A realidade não precisa de mim.
Depois me vieram imagens de flores, aquelas que tínhamos nos canteiros do fundo do quintal. Da velha roseira que minha mãe cuidava como a um filho, que restou? Nem a roseira, nem minha mãe, nem as vozes da gente daquele tempo, as pessoas tão altas e graves que eu via de baixo, do meu patamar de menino.
A realidade não precisa de ninguém para continuar acontecendo. Talvez por isso o primeiro noticiário ignorasse a magia da manhã e relatasse a morte de quinze pessoas em dois acidentes nas estradas. Morreram antes da nova manhã, não viram o início da primavera, mas ela começou, imperiosa, sem eles.

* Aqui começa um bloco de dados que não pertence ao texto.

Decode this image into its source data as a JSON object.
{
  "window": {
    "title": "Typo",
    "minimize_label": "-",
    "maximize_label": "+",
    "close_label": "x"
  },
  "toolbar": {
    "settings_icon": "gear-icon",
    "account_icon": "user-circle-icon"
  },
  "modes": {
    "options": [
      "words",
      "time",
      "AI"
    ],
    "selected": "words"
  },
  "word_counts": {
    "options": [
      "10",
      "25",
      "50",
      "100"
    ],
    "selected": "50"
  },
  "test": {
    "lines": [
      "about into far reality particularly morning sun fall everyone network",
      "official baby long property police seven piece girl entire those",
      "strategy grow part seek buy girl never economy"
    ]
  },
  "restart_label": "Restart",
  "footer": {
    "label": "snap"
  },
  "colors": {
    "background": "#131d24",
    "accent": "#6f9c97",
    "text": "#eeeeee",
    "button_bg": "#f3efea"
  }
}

Houve um tempo, nas aldeias do Brasil, em que os sinos badalavam forte, anunciando a estação das flores. Então havia mais alegria, menos sofrimento e a dor tinha recato, não se expondo tanto como hoje. Ventava, sim, nas madrugadas, mas as pessoas não se incomodavam porque tinham histórias a contar, sentadas na cozinha, em torno do bule com café. Mas, os tempos são outros. Um amigo me disse, ainda nesta mesma semana, que os contadores de histórias estão desaparecendo. Já quase não existem cozinhas com fogões de lenha, gente perdida nas madrugadas contando histórias, amplos quintais com roseiras e velhinhas cuidando de flores. O mundo mudou.
A primavera começa num dia claro, sem alarde. Ninguém passa pela minha porta carregando flores, festejando o início da nova estação. Só na minha memória a realidade desfeita persiste, mundo colorido no qual minha mãe está debruçada sobre um canteiro e pessoas correm, felizes, num infinito campo de flores.